Ces causes ? Elle sont l'erreur et le mal au sens (très grec
et chrétien) que nous avons analysé dans tous nos textes précédents (y compris
sur les conséquences du 11 septembre).
Ces causes ? Cela fait des millénaires que, d'Orient en
Occident, il est de simples recueils de sagesse, des livres métaphysiques sur
le juste et l'injuste qui enseignent à les percevoir et à les détruire, dans la
discrétion et la marginalité, voire une inévitable exclusion sociale. Le mal de
l'injustice qui relève de la pensée indigente est d'une imagination pauvre et
pitoyable, il se répète ; et sa définition d'un continent à l'autre n'a pas
varié non plus (v.
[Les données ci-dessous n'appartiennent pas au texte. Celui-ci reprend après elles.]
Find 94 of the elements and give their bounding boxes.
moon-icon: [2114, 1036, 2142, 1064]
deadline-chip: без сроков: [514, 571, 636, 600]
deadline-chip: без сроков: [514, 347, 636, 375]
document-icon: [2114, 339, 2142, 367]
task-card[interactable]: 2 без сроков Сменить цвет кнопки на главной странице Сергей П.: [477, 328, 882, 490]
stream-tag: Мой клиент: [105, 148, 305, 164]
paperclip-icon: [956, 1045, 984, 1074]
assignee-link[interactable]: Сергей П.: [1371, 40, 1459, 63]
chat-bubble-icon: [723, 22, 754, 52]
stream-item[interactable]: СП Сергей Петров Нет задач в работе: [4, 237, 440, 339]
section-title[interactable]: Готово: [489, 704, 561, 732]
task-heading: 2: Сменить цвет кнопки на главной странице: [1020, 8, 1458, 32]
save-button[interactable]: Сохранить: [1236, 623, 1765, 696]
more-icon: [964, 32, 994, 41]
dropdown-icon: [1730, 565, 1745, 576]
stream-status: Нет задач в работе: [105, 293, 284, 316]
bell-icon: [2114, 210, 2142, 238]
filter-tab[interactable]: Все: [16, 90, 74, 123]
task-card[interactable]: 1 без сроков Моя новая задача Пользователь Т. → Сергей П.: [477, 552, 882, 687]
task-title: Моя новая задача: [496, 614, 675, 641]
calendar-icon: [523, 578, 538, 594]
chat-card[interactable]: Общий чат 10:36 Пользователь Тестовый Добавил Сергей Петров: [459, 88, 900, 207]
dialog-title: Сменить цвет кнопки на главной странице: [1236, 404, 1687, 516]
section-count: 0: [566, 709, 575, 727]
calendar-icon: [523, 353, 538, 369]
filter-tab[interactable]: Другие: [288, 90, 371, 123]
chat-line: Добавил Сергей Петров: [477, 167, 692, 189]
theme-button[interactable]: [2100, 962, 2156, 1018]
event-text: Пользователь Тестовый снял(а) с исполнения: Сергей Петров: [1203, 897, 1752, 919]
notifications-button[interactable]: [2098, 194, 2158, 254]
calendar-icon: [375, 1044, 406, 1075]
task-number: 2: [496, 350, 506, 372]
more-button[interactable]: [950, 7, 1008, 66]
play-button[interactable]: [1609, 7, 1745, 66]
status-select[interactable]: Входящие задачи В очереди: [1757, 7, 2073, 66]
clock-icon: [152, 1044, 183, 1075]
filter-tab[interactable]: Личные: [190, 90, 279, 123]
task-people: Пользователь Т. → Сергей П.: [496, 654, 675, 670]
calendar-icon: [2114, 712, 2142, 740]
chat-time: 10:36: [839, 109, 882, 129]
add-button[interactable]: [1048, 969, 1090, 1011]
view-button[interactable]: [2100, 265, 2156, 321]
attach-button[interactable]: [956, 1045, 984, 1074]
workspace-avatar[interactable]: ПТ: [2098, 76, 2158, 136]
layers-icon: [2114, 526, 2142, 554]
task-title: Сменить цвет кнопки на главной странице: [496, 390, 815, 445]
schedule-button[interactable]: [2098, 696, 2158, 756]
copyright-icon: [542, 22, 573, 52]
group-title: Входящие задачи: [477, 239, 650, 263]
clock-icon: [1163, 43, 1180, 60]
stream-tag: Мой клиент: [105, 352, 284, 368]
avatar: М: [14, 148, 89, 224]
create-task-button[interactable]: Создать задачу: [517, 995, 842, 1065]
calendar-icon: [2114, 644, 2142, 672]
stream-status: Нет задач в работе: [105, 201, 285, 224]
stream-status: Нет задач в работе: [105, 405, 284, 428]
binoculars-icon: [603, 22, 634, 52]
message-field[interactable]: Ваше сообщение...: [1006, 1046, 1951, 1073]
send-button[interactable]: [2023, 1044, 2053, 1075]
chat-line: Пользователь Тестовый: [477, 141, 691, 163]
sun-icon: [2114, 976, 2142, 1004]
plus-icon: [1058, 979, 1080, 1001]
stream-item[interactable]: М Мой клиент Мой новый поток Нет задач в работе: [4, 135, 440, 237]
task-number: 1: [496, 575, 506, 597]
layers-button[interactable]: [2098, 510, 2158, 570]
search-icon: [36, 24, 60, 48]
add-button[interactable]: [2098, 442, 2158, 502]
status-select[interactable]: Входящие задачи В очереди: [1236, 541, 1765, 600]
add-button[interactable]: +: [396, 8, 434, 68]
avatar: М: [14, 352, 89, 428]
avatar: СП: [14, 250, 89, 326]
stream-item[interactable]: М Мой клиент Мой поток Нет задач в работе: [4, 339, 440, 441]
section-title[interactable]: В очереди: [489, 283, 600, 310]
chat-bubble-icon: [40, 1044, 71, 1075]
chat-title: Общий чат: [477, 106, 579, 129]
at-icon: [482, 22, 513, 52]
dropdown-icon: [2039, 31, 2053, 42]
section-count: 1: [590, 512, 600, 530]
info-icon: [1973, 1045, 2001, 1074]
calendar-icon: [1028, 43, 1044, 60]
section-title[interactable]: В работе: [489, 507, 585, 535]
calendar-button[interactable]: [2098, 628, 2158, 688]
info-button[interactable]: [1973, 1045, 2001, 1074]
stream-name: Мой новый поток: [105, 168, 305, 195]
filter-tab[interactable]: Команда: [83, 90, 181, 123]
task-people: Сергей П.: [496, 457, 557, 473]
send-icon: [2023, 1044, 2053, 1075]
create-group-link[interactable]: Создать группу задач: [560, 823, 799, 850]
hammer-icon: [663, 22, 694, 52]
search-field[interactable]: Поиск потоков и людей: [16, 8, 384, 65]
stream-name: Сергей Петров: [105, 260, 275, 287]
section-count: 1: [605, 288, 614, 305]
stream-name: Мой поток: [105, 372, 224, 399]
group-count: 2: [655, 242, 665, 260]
L'homme coupable).
Mais voici : ces causes ont trouvé aujourd'hui des
interprètes dans un monde "intellectuel" désigné comme faussement
marginal, ce qui est fort habile, un monde qui plonge ses racines dans une
société maffieuse dont il est la fabrication publicitaire, l'employé rémunéré
et l'alibi, un monde qui bénéficie grâce à de tels financements de la presse.
Et ce monde entend effacer en totalité l'autre, à moins que l'on ne tire de ce
dernier quelque personnage épuisé et que l'ingénuité de la vieillesse, ou une
certaine coquetterie, aura empêché de débusquer le piège des notoriétés
douteuses ; grâce à lui, enfin, l'on pourra espérer caution, comme certains
journalistes tentant d'être écrivains sont parvenus à côtoyer en livre de poche
Malraux, Sarraute ou Simon.
Demain, si les mêmes causes à travers les mêmes discours, le
même hégémonisme, le même hiérarchisme dogmatique, la même fatuité de
commandement, le même mépris de celui qui se croit supérieur pour celui qu'il
infériorise, la même avidité maffieuse et indifférente au droit de dominer, la
même cupidité d'avoir, la même soif surtout de mentir ; demain, si donc la pensée ne joue pas son rôle critique et se laisse enfermer dans le "cas"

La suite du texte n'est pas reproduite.